Partner.io (“Processor”), a SaaS platform operated by Unbeatable Group LLC, registered in California, USA, with principal offices at 2211 Michelson Dr, Irvine, CA 92612, and the Client (“Controller”), each a “Party” and together the “Parties.”

‍1. Purpose and Scope
‍1.1 This DPA forms part of the main service agreement (“Agreement”) between the Parties and governs Partner.io’s processing of personal data on behalf of the Controller.
1.2 Partner.io provides partner relationship management software (“Services”), through which Controller’s users, partners, and customers’ personal data may be processed.
1.3 The Parties agree to comply with applicable data protection laws, including the UK GDPR, EU GDPR, Data Protection Act 2018, and California Consumer Privacy Act (CCPA).

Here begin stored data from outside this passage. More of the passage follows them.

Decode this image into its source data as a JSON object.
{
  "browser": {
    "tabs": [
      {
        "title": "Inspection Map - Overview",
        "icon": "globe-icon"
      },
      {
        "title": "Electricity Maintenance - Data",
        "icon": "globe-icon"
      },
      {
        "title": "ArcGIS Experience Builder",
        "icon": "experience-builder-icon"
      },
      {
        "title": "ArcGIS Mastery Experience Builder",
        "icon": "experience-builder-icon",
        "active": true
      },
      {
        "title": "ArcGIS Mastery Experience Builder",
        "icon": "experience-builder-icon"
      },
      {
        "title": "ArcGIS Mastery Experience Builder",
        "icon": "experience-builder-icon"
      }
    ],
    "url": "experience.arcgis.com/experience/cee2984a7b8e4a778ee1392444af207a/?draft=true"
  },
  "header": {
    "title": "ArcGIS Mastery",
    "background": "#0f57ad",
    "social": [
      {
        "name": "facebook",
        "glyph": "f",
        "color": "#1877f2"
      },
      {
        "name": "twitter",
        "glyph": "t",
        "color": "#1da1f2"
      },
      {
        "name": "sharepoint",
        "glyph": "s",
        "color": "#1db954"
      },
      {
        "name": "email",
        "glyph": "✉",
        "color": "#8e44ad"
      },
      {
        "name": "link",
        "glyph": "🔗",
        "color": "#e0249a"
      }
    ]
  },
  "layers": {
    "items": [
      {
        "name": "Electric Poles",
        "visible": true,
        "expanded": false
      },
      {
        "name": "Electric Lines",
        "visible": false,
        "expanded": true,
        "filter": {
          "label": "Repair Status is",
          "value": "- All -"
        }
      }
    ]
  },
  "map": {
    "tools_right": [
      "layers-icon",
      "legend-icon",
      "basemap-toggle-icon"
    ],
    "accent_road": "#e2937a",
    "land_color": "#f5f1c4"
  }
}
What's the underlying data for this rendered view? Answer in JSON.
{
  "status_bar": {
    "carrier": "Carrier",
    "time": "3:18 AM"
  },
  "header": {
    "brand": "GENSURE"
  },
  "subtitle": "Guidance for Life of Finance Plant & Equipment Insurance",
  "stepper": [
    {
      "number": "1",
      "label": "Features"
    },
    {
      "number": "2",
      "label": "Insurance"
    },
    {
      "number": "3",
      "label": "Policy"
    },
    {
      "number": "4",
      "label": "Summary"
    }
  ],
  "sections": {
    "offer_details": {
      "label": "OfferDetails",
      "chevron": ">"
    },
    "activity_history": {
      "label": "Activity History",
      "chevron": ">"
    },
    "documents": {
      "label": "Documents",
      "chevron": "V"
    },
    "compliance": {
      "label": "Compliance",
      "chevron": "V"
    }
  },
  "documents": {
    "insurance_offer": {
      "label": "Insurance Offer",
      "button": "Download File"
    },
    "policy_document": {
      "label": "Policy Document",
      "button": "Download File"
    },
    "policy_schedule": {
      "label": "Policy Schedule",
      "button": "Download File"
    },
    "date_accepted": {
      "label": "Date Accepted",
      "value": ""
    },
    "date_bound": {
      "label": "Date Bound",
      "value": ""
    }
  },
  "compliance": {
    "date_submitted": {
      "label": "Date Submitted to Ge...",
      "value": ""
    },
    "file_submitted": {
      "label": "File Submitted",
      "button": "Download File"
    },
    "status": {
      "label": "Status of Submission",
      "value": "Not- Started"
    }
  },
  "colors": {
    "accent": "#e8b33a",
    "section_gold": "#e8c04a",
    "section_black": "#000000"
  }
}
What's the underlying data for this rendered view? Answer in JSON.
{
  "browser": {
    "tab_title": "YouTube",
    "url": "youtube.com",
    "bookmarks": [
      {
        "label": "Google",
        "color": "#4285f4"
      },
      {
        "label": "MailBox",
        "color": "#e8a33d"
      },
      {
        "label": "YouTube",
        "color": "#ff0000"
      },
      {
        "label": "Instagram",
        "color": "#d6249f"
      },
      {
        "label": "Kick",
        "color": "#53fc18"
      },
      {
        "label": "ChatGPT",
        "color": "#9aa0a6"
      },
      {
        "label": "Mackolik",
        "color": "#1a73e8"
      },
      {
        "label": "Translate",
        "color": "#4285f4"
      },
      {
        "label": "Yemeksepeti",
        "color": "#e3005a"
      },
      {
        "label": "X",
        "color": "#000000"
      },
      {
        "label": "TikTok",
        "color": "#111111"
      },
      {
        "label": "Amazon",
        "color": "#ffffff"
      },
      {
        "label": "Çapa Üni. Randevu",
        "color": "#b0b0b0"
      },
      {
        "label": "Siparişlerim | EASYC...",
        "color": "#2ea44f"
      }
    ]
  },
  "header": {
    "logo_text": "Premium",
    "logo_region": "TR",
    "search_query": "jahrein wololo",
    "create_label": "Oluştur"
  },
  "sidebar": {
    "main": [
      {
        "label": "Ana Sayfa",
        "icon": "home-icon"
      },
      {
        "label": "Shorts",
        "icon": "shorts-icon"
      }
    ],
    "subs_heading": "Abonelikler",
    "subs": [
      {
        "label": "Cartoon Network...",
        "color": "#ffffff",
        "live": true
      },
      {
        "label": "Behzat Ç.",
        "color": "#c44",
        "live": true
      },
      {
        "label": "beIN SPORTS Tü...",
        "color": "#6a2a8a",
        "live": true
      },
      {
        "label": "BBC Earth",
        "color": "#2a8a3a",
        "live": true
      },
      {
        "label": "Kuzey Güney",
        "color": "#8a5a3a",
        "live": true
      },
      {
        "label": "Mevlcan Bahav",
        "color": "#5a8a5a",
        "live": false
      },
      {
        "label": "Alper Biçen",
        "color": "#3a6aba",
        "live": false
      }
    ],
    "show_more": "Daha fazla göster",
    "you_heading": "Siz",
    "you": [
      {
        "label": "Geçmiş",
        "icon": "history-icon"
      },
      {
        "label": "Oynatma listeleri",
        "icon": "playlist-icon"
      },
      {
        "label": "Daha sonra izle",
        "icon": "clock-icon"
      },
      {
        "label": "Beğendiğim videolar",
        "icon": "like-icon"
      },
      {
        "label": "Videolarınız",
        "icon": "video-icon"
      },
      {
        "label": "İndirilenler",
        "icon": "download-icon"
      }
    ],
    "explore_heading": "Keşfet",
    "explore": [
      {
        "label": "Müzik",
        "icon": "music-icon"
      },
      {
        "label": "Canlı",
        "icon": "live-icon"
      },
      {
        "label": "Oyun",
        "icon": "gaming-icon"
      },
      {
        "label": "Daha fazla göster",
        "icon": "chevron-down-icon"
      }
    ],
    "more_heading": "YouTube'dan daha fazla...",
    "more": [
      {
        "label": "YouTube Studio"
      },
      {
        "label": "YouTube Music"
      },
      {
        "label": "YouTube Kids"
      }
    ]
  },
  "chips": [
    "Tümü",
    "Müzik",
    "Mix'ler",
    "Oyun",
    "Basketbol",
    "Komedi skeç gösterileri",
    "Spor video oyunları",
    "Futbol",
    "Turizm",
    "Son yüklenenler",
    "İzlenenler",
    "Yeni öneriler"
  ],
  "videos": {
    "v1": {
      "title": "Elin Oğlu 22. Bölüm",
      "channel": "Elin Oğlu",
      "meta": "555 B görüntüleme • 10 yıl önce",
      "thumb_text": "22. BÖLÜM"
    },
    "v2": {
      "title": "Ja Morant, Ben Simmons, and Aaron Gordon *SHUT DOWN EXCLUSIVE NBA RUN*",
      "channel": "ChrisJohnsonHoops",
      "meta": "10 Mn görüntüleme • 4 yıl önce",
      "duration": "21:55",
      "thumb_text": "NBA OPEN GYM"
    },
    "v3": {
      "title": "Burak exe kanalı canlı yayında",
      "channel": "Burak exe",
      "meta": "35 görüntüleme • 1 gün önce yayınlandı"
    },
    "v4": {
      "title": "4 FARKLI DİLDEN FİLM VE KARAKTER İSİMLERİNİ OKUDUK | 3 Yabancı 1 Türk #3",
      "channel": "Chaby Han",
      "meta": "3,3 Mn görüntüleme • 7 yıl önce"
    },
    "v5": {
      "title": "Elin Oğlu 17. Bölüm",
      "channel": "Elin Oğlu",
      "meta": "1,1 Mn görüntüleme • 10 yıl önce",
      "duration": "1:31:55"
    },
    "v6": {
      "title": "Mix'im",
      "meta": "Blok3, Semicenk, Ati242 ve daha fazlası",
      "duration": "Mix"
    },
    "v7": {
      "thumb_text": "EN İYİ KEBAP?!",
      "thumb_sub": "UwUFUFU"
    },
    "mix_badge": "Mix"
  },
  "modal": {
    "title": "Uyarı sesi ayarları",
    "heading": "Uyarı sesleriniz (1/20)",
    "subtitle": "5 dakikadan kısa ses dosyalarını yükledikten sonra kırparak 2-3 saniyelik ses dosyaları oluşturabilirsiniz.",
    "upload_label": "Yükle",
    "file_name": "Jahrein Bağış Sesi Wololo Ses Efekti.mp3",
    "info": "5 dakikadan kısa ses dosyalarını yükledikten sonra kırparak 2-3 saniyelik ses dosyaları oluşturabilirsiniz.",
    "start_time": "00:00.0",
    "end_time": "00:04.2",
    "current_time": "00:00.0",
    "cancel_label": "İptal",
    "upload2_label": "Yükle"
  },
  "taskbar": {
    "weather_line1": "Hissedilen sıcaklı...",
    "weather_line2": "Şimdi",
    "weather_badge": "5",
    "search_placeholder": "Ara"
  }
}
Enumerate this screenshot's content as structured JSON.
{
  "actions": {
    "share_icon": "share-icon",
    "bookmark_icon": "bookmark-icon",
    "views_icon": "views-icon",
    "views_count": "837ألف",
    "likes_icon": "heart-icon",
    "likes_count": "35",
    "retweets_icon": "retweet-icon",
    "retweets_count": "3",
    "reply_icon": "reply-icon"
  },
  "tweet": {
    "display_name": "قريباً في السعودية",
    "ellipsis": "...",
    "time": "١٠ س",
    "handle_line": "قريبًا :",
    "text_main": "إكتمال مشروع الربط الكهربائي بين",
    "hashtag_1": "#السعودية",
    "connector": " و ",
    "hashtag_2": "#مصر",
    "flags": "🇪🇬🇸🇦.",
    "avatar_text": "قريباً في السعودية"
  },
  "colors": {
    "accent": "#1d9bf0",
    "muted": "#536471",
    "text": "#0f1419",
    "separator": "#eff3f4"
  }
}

‍2. Roles and Responsibilities
‍2.1 Controller determines the purposes and means of processing personal data.
2.2 Processor (Partner.io) processes personal data only on documented instructions from the Controller, except where required by law.
2.3 Partner.io shall ensure all personnel authorized to process personal data are bound by confidentiality obligations.

‍3. Nature and Purpose of Processing
To provide, maintain, and improve the Partner.io SaaS platform, including analytics, reporting, and communication. Duration of Agreement + 90 days (for deletion and backup cycles)

‍4. Security Measures
‍Partner.io shall implement and maintain appropriate technical and organizational measures to protect personal data, including but not limited to:Encryption in transit (TLS 1.2+) and at rest (AES-256); Role-based access controls and MFA;Regular vulnerability scanning and penetration testing;Logging, monitoring, and incident response procedures;Data segregation and secure backups;SOC 2 (Type II) aligned controls.

‍5. Sub-Processors
‍5.1 Partner.io may engage sub-processors to deliver its Services.
5.2 Partner.io maintains an up-to-date list of sub-processors at partner.io/legal/subprocessors.
5.3 Partner.io shall ensure each sub-processor is bound by equivalent data protection obligations as those set out in this DPA.
5.4 The Controller may object to a new sub-processor within 14 days of notification if it has reasonable grounds relating to data protection.

‍6. Data Subject Rights
‍Partner.io shall assist the Controller in fulfilling its obligations to respond to requests from data subjects exercising their rights under applicable data protection laws (access, rectification, erasure, portability, restriction, objection).

‍7. International Transfers
‍7.1 Partner.io may transfer personal data outside the UK, EEA, or Switzerland, provided it ensures adequate safeguards are in place under Articles 44–49 GDPR.
7.2 These safeguards may include Standard Contractual Clauses (SCCs), the UK Addendum, or reliance on adequacy decisions.

‍8. Data Breach Notification
‍In the event of a personal data breach, Partner.io shall: Notify the Controller without undue delay (within 72 hours where feasible);Provide all relevant details to support investigation and mitigation;Cooperate with the Controller and regulatory authorities as required.

‍9. Data Retention and Deletion
‍9.1 Upon termination of the Agreement, Partner.io shall delete or return all personal data within 90 days, unless legal obligations require retention.
9.2 Backup copies shall be securely erased within standard rotation cycles.

‍10. Audits and Compliance
‍10.1 Partner.io shall make available all necessary documentation to demonstrate compliance.
10.2 Controller may request an independent audit or SOC 2 Type II report annually, subject to reasonable notice and confidentiality obligations.

‍11. Liability and Indemnification
‍11.1 Each Party’s liability under this DPA is subject to the limitations of liability in the main Agreement.
11.2 Partner.io shall not be liable for compliance failures resulting from Controller’s unlawful instructions.

‍12. Governing Law and Jurisdiction
‍This DPA shall be governed by: UK GDPR and English law, if the Controller is based in the UK or EEA; or California law, if the Controller is based in the United States.
‍
Any disputes shall be resolved in the courts of London, UK, or California, USA, as applicable.

‍13. Miscellaneous
‍This DPA supersedes any prior agreements regarding data processing.Amendments must be made in writing and signed by both Parties. If any provision is held invalid, the remaining terms shall remain in full effect.